EA and onset of LBP : On the basis of 3 studies, 1 moderate and 2 high RoB, with consistency in magnitude of effect, we find low-to-moderate confidence that EA has no association with the onset of new LBP in adults when followed for at least 2 years.

EA and outcomes of acute LBP : On the basis of 9 of 11 studies, 6 moderate and 3 high RoB, we have moderate confidence that EA when collected at inception shows a significant association with LBP symptom severity measured at least 3 months later. We find low confidence based on 5 of 11 studies, 2 moderate and 3 high RoB, of a similar association when the outcome is pain-related disability.

EA and outcomes of subacute LBP : On the basis of 7 of 9 studies, 2 low, 3 moderate, and 2 high RoB, we find inconsistent evidence and very low confidence in any association between EA and subsequent outcomes of pain severity when participants are incepted at the subacute (8–12 weeks from onset) stage. We find inconsistent evidence based on 3 of 5 studies (1 low, moderate and high RoB) and very low confidence for no association between EA and disability at least 3 months later. Significant heterogeneity in case definitions and effect sizes preclude more definitive findings.

We have conducted a rigorous and systematic search, extraction, and pooling of effects to explore the associations between a key indicator of socioeconomic status (highest level of education completed) and each of onset of new LBP, outcomes of acute LBP, or outcomes of subacute LBP. This represents part of an ongoing set of reviews exploring the social determinants of health and their associations with LBP, conceptualized herein as evaluating whether lower EA (high school or less) functions as either a potential risk or prognostic factor for onset or outcome of LBP, respectively. As observational studies, these are inherently vulnerable to confounding bias from several other potential variables meaning causation should not be assumed.

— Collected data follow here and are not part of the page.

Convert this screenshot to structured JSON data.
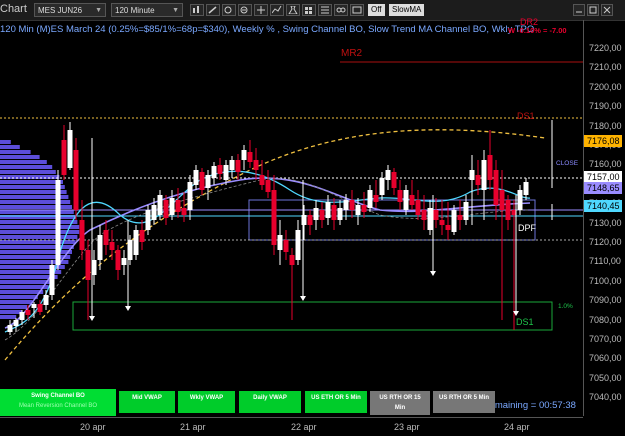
{
  "toolbar": {
    "window_label": "Chart",
    "instrument": "MES JUN26",
    "interval": "120 Minute",
    "chip_off": "Off",
    "chip_slow": "SlowMA"
  },
  "subtitle": "120 Min (M)ES March 24 (0.25%=$85/1%=68p=$340), Weekly % , Swing Channel BO, Slow Trend MA Channel BO, Wkly TPO",
  "labels": {
    "dr2": "DR2",
    "dr2_value": "W -0.10% = -7.00",
    "mr2": "MR2",
    "ds1_top": "DS1",
    "close": "CLOSE",
    "dpf": "DPF",
    "ds1": "DS1",
    "pct": "1.0%",
    "timer": "Time remaining = 00:57:38"
  },
  "y_axis": [
    "7220,00",
    "7210,00",
    "7200,00",
    "7190,00",
    "7180,00",
    "7170,00",
    "7160,00",
    "7150,00",
    "7140,00",
    "7130,00",
    "7120,00",
    "7110,00",
    "7100,00",
    "7090,00",
    "7080,00",
    "7070,00",
    "7060,00",
    "7050,00",
    "7040,00"
  ],
  "price_flags": [
    {
      "text": "7176,08",
      "color": "#ffb300"
    },
    {
      "text": "7157,00",
      "color": "#ffffff"
    },
    {
      "text": "7148,65",
      "color": "#9a8cff"
    },
    {
      "text": "7140,45",
      "color": "#4fd8ff"
    }
  ],
  "x_axis": [
    "20 apr",
    "21 apr",
    "22 apr",
    "23 apr",
    "24 apr"
  ],
  "buttons": [
    {
      "line1": "Swing Channel BO",
      "line2": "Mean Reversion Channel BO"
    },
    {
      "line1": "Mid VWAP",
      "line2": ""
    },
    {
      "line1": "Wkly VWAP",
      "line2": ""
    },
    {
      "line1": "Daily VWAP",
      "line2": ""
    },
    {
      "line1": "US ETH OR 5 Min",
      "line2": ""
    },
    {
      "line1": "US RTH OR 15",
      "line2": "Min"
    },
    {
      "line1": "US RTH OR 5 Min",
      "line2": ""
    }
  ],
  "colors": {
    "bull": "#ffffff",
    "bear": "#e8002d",
    "profile": "#6c5cff",
    "cyan": "#4fd8ff",
    "purple": "#9a8cff",
    "gold": "#f0c040",
    "green_box": "#1aa83a"
  }
}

Based on the strength and effects of available evidence, we have moderate confidence in a significant negative association between EA and pain severity or disability outcomes of acute LBP in which higher EA may offer some protection against poor outcomes, low confidence that EA has no association with onset of new LBP, and very low confidence of any association between EA and outcome when starting from the subacute LBP stage.

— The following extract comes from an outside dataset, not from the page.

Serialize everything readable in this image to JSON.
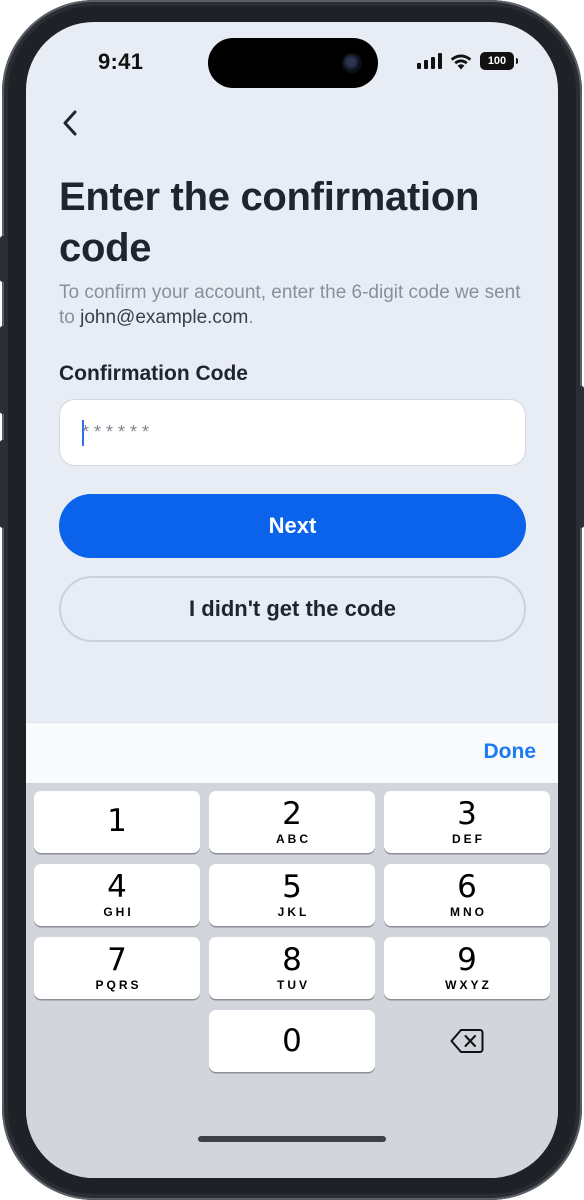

While to our knowledge, the quantitative synthesis of evidence related to new-onset LBP is novel, our results are largely consistent with those of other reviews in acute or subacute LBP, each of which included EA as part of a larger set of potential prognostic variables and few of which conducted meta-analyses. Previous LBP studies have failed to establish an association between EA and LBP outcomes for various reasons such as a small sample size to statistically power the study to detect effects [ 43 ], lack of uniform study design [ 49 ] and heterogeneous population, among others. For example, a review by Batista et al [ 49 ] reported that people with higher EA are less often affected by the occurrence of LBP. However, that review included multiple study designs that might have added statistical noise to the estimates of effect. Cancelliere and colleagues [ 50 ] based on best evidence synthesis of systematic reviews on factors affecting return to work after injury or illness identified higher EA and socioeconomic status among factors associated with positive return-to-work outcomes. A similar review by Dionne and colleagues [ 51 ] included multiple study designs that could not allow established prediction or causation, though that review concluded that people with lower EA are more likely to be affected by disabling LBP.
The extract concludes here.